Von Soul bis Metal: Zehn Bands rocken beim Represent-Festival im Reutlinger franz.K

An Abwechslung war kein Mangel an den beiden Abenden des Represent-Festivals im franz.K. Die jährliche Leistungsschau der regionalen Bandszene bot ein Spektrum von Soul und Pop bis Metal. Und offenbarte eine staunenswerte Qualität.

Zwischen Alternative und Britrock: die Gruppe Belladonna mit Sänger Fionn Mark (links) und Gitarrist Lennart Gemballa.
Zwischen Alternative und Britrock: die Gruppe Belladonna mit Sänger Fionn Mark (links) und Gitarrist Lennart Gemballa. Foto: Armin Knauer
Zwischen Alternative und Britrock: die Gruppe Belladonna mit Sänger Fionn Mark (links) und Gitarrist Lennart Gemballa.
Foto: Armin Knauer

REUTLINGEN. Waren das wirklich alles Amateurbands? Zeitweise konnte man ins Grübeln kommen beim Represent-Festival am Ostersamstag und -sonntag im franz.K. Was sich da bei dieser jährlichen Leistungsschau der regionalen Bandszene auf der Bühne abspielte hatte phasenweise eine Qualität, die sich vor den Profis nicht verstecken musste. Das wiederum in völlig verschiedenen Sparten - nur Hip-Hop war nicht vertreten.

Am Ostersamstag hatten Fries, TFNRSH (sprich: Tiefenrausch), Pinghost, Glad We Met und The Worm Reducer den franz.K-Saal gerockt. Rund 400 Gäste hatten eine ansehnliche Kulisse für den durchweg männerdominierten Rock-Reigen gebildet.

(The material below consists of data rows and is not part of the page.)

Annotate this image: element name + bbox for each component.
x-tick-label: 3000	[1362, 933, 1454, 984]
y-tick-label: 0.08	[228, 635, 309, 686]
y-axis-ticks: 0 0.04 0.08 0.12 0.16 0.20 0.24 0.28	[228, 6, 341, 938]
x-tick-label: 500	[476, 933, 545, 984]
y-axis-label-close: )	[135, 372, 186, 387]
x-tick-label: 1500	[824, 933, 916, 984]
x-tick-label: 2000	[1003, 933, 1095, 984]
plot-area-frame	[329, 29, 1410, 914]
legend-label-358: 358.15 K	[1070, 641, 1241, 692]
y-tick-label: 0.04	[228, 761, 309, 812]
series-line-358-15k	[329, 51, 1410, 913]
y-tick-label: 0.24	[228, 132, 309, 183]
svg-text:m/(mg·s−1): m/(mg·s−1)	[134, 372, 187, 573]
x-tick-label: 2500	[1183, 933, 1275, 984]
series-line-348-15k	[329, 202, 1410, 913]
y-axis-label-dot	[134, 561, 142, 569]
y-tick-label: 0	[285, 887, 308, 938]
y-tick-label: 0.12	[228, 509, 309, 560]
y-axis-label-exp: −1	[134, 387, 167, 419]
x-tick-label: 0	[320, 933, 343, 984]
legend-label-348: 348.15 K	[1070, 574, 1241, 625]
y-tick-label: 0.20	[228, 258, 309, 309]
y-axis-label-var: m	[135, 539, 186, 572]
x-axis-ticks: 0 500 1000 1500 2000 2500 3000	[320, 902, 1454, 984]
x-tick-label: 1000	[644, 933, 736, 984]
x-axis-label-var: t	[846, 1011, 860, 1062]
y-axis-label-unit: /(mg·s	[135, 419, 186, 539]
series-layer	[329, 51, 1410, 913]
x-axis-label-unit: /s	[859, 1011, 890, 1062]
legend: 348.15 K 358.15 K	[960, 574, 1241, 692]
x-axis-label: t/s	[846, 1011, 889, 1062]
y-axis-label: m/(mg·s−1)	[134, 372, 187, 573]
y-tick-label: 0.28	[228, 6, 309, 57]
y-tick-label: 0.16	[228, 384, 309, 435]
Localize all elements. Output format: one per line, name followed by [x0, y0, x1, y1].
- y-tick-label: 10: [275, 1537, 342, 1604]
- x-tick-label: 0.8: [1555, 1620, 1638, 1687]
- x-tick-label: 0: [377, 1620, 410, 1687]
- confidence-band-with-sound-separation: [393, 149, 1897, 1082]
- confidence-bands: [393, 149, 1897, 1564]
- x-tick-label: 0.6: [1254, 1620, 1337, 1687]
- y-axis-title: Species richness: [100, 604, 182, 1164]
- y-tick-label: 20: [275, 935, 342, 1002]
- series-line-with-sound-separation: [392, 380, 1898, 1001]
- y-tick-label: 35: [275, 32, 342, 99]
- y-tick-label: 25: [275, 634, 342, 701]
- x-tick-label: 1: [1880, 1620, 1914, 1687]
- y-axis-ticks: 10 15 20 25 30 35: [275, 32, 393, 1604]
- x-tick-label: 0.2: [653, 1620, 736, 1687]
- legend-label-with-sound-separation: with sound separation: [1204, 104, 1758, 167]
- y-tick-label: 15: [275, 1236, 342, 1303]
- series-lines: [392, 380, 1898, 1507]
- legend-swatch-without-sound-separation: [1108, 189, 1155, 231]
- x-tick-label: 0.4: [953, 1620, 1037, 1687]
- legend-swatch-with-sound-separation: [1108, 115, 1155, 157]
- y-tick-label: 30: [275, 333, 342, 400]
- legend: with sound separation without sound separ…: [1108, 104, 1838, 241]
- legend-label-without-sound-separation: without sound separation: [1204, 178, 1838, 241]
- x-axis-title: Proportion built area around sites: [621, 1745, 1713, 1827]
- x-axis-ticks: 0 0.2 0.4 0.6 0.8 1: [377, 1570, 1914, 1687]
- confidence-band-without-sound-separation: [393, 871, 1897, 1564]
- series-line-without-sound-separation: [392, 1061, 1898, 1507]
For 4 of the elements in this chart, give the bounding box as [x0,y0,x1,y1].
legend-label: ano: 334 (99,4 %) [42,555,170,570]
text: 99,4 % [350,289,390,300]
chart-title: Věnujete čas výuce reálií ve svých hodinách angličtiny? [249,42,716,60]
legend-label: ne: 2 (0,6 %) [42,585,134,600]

Auftritte bis nach Mitternacht

Etwa ebensoviele Rockfans versammeln sich am Sonntag. Die Zahl der Bands pro Abend hat man von sechs auf fünf gesenkt, um den Gruppen mehr Auftrittszeit zu gönnen. Was vor allem die Jungs von Belladonna weidlich ausnützen und ihr Gastspiel auf fast eine Stunde ausdehnen. Sodass ihre Tübinger Kollegen von Yeast Machine erst weit nach Mitternacht auf die Bühne können. Immerhin etwa 200 Gäste halten durch bis zum Schlusston, dem noch eine Party mit den DJs Mark-Ski und Yama Pancho folgt.

Soulige Powerstimme: Marie Ettlen macht den Opener am zweiten Abend.
Soulige Powerstimme: Marie Ettlen macht den Opener am zweiten Abend. Foto: Armin Knauer
Soulige Powerstimme: Marie Ettlen macht den Opener am zweiten Abend.
Foto: Armin Knauer

Mit folkigem Soulpop gleitet man am Sonntag in die Sache hinein. Marie Ettlen, seit Anbeginn Moderatorin des Festivals, steht zum ersten Mal als Sängerin auf der Bühne, an der akustischen Gitarre begleitet von Tristan Cech. Zusammen sind sie Billy & Miss Daisy - benannt nach zwei Songs von Bad Liver, deren Songs sie anfangs vor allem coverten. Ettlen offenbart eine soulige Powerstimme, die an das Organ von Amy Winehouse erinnert. In den inzwischen meist selbst komponierten Songs, irgendwo zwischen Amy Macdonald und Bob Dylan angesiedelt, entfalten die beiden einen beachtlichen Sog. Fast hätte man der zierlichen Sängerin mit der machtvollen Stimme eine ganze Band an die Seite gewünscht.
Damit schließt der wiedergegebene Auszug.